You can also apply it selectively:
// routes/web.php
Route::middleware(['shield'])->group(function () {
// ...
});
Or exclude specific routes from Shield checks by IP-whitelisting in your config.
Agent Mode
Install Shield on any client server. It will POST CPU, RAM, disk, queue, and error stats back to your central Shield dashboard every 5 minutes.
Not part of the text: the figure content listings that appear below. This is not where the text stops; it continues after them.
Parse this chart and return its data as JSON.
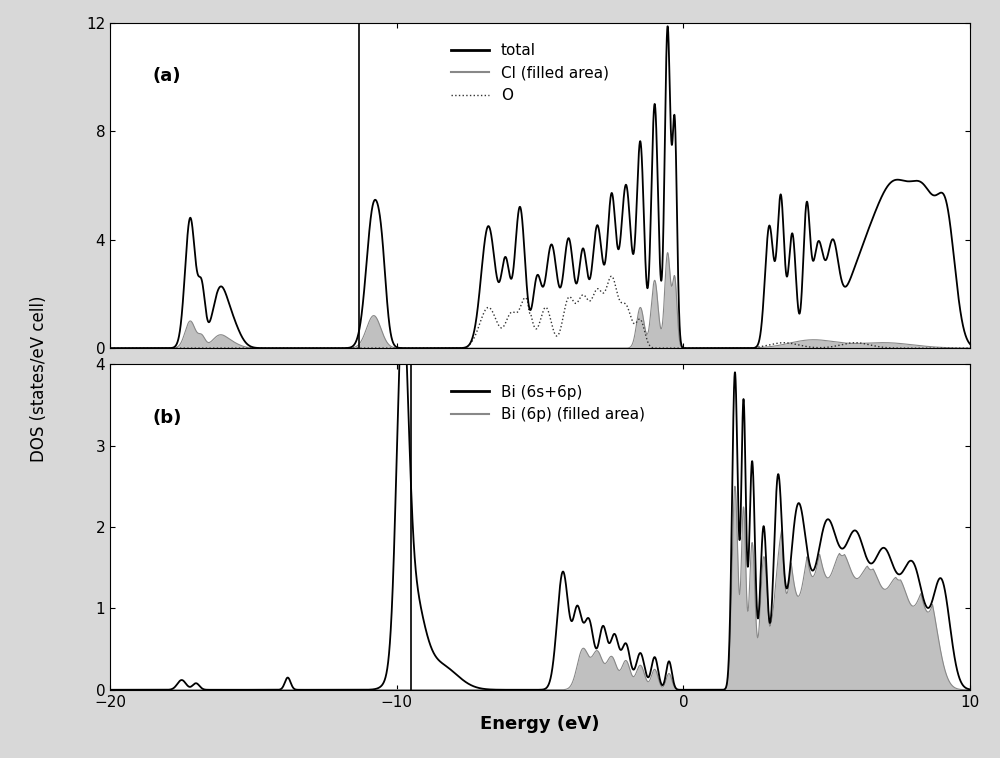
{
  "xlim": [
    -20,
    10
  ],
  "ylim_a": [
    0,
    12
  ],
  "ylim_b": [
    0,
    4
  ],
  "yticks_a": [
    0,
    4,
    8,
    12
  ],
  "yticks_b": [
    0,
    1,
    2,
    3,
    4
  ],
  "xticks": [
    -20,
    -10,
    0,
    10
  ],
  "xlabel": "Energy (eV)",
  "ylabel": "DOS (states/eV cell)",
  "title_a": "(a)",
  "title_b": "(b)",
  "bg_color": "#f0f0f0",
  "fill_color": "#c8c8c8",
  "total_color": "#000000",
  "cl_color": "#999999",
  "o_color": "#444444",
  "bi_total_color": "#000000",
  "bi_6p_color": "#999999",
  "vline_color": "#000000",
  "fermi_x": 0.0,
  "gap_x_a": -11.3,
  "gap_x_b": -9.5
}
# On the remote (agent) server
SHIELD_AGENT_ENABLED=true
SHIELD_AGENT_ENDPOINT=https://your-shield-saas.com/shield/agent/report
SHIELD_AGENT_KEY=your-secret-api-key
On the receiving (hub) server, set the same key:
SHIELD_AGENT_API_KEY=your-secret-api-key
What can be monitored?
| Check | URL-only | With agent |
|---|---|---|
| Uptime | ✅ | ✅ |
| Response time | ✅ | ✅ |
| SSL certificate | ✅ | ✅ |
| DNS records | ✅ | ✅ |
| Security headers | ✅ | ✅ |
| Domain expiry | ✅ | ✅ |
| CPU / RAM / disk | ❌ | ✅ |
| Queue depth | ❌ | ✅ |
| Error log count | ❌ | ✅ |
| IP traffic & bans | Own server only | ✅ |
Data Retention
Shield automatically prunes old records during every shield:check run:
| Table | Default retention | Config key |
|---|---|---|
shield_traffic_logs |
30 days | shield.log_retention_days |
shield_check_results |
7 days | shield.check_retention_days |
shield_ip_bans (expired) |
90 days | shield.ban_retention_days |
Override in .env:
SHIELD_LOG_RETENTION_DAYS=14
SHIELD_CHECK_RETENTION_DAYS=3
SHIELD_BAN_RETENTION_DAYS=60
Testing
composer test
The test suite uses Orchestra Testbench with an in-memory SQLite database and the array cache driver — no Redis or MySQL required.
Security
If you discover a security vulnerability please email sunilluhanaa@gmail.com rather than opening a public issue.
License
The MIT License (MIT). See LICENSE.md for details.